Bold, italic versions of Google Fonts should be loaded.

Issue #669 resolved
Nick Phillips created an issue

In Chrome (tested on MacOS, and apparently also the case on at least some versions of Windows), <b> or <strong> have no effect in body text. Other browser/OS combinations may use font substitution to create a "fake" bold, italic etc. that will be visibly inferior to the version that could be loaded if requested.

After #181, only the specified weight of font is requested from Google Fonts. This was presumably necessary because Google used to return the whole range by default (this is no longer the case; currently only 400 is returned if no weight is specified).

It seems that the best way to get the right weight for bold, italic, & bold italic is to request e.g. Open+Sans:400,400i,400b,400bi - this seems (currently, at least) to DTRT without requiring us to know what weights are available for the specified font.

As it is probably less likely that bold/italic will be used in titles/headers, consideration could be given to only requesting the extra versions of the font for the "mainfont" setting.

Comments (10)

  1. Info 3bits

    Can't reproduce the issue. Could you indicate what font are you testing?

    Tested several Google Fonts and all apply <i> and <b> tags.

    It is truth that some fonts do not include these variations but it is quite complex to manage the fonts and variants.

  2. Nick Phillips reporter

    We were using Open Sans.
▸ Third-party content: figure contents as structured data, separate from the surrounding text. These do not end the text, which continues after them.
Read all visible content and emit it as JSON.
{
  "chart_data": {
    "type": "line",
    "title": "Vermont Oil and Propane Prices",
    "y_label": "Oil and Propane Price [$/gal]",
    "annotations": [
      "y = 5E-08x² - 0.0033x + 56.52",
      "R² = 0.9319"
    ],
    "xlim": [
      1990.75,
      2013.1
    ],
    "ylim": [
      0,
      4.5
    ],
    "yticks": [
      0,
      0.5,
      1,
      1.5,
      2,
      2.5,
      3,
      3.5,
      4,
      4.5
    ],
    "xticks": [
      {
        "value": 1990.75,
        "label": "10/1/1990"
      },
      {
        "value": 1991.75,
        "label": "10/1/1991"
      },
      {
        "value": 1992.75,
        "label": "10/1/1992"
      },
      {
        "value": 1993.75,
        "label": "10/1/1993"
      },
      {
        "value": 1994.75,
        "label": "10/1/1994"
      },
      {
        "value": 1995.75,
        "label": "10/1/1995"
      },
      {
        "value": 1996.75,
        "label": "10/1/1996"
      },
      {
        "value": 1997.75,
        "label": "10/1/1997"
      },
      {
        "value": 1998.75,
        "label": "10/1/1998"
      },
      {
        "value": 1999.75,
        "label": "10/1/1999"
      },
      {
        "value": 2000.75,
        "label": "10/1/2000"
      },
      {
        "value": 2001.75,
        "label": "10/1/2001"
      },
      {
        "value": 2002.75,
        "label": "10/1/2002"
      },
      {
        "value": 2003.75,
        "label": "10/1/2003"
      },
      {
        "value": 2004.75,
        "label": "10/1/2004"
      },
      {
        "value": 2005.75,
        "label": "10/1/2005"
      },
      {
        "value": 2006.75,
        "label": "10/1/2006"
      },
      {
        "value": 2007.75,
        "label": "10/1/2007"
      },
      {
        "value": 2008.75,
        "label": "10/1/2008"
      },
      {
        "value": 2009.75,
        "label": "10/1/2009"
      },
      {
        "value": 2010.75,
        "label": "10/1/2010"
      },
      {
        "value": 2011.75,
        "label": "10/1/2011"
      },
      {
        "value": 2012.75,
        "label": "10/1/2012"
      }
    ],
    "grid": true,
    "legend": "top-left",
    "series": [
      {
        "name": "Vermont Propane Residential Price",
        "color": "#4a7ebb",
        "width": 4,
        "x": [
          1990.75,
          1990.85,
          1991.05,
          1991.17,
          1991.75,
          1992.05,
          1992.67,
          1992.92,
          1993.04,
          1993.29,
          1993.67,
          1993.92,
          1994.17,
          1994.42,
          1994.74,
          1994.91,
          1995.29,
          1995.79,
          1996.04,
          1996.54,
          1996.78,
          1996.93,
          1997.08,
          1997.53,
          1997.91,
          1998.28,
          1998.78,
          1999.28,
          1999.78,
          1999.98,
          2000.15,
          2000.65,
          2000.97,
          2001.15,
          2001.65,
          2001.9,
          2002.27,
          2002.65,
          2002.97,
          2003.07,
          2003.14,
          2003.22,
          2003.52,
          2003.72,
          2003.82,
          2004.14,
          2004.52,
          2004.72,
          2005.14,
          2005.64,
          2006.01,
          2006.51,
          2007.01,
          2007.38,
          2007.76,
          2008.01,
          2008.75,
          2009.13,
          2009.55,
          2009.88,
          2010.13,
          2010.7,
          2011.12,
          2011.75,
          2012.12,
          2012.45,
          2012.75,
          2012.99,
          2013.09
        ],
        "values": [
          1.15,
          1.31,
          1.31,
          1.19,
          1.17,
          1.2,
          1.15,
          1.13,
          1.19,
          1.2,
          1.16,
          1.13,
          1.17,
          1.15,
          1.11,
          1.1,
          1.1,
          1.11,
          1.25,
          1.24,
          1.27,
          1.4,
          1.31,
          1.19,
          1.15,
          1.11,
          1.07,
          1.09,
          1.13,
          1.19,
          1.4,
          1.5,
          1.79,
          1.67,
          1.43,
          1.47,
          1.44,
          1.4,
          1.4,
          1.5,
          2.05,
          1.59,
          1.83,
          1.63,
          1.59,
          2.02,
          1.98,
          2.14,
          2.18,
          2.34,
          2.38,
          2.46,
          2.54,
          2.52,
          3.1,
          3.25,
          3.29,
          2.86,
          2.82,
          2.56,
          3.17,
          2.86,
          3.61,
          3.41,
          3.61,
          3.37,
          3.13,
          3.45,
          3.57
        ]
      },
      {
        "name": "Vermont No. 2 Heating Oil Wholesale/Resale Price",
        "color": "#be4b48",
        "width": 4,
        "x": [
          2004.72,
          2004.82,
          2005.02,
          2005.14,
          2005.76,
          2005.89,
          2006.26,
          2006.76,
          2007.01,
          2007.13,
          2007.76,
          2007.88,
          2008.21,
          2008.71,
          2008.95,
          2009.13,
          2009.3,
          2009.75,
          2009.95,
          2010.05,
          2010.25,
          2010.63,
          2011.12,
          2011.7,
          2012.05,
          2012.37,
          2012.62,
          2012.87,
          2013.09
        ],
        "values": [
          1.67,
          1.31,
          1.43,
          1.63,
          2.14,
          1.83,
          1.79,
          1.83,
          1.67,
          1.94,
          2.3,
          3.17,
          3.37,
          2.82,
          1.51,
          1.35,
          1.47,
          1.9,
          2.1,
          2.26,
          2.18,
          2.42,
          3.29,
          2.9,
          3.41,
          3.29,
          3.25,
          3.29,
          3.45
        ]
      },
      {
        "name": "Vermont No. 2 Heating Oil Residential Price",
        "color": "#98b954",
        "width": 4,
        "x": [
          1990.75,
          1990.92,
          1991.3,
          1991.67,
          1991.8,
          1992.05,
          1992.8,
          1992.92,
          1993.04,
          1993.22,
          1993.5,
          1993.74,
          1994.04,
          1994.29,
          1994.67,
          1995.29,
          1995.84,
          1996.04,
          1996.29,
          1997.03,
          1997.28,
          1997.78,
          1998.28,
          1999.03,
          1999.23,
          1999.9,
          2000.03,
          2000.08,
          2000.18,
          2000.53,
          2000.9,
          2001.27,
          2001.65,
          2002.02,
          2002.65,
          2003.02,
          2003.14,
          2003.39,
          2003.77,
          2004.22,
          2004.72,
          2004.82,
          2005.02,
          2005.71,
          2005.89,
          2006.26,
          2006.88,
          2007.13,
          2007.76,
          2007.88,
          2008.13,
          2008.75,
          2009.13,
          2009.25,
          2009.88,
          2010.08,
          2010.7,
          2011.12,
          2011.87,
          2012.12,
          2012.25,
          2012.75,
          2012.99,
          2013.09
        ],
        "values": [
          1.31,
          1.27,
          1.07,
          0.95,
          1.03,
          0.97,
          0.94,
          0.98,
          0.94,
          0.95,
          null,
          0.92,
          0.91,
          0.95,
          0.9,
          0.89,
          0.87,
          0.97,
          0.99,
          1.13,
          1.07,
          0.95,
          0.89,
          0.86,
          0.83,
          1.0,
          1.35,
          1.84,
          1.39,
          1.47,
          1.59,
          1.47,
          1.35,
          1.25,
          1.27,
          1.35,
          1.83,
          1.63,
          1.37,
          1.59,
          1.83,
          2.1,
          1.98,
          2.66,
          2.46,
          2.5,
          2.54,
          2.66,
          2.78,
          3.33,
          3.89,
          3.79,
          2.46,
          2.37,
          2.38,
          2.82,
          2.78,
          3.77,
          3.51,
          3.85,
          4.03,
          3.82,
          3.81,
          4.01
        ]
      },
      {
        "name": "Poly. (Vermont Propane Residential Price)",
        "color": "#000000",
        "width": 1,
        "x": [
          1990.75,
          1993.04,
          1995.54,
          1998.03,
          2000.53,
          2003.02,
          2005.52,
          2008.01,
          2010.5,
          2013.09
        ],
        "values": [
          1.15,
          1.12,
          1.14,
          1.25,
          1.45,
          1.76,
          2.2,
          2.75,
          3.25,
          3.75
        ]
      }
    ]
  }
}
It seems to be a browser/OS-dependent thing. Most browser/OS combinations will "fake up" what you have asked for, e.g. italic by slanting the regular font or bold by "widening" the regular font in some hacky way. Some either do not do this, or get it wrong.

    In all cases, the results when using the real fonts will be superior.

    As stated above, it seems from my initial testing that using the b,i,bi versions of a font is the best we can do now that there's no easy way to get everything (as different fonts have different weights available).

  3. Info 3bits

    Could you describe the environment? OS and browsers used?

    Could you test the same issue with other common fonts like Roboto, Montserrat, Source Sans or PT Sans?

  4. Nick Phillips reporter

    We noticed the problem was using Chrome on Sierra. But as mentioned above, "In all cases, the results when using the real fonts will be superior." - this applies to all browsers on all OS.

  5. Info 3bits

    Thanks, that was what I would like to know. In the Google fonts Github there are many reports of wrong rendering when using Mac.

    I agree the best way is to add the variants when loading the font.

    Will you submit a patch?

  6. Nick Phillips reporter

    Sorry, been a bit stuck with other moodling. Testing seems good, so I'll post PR asap.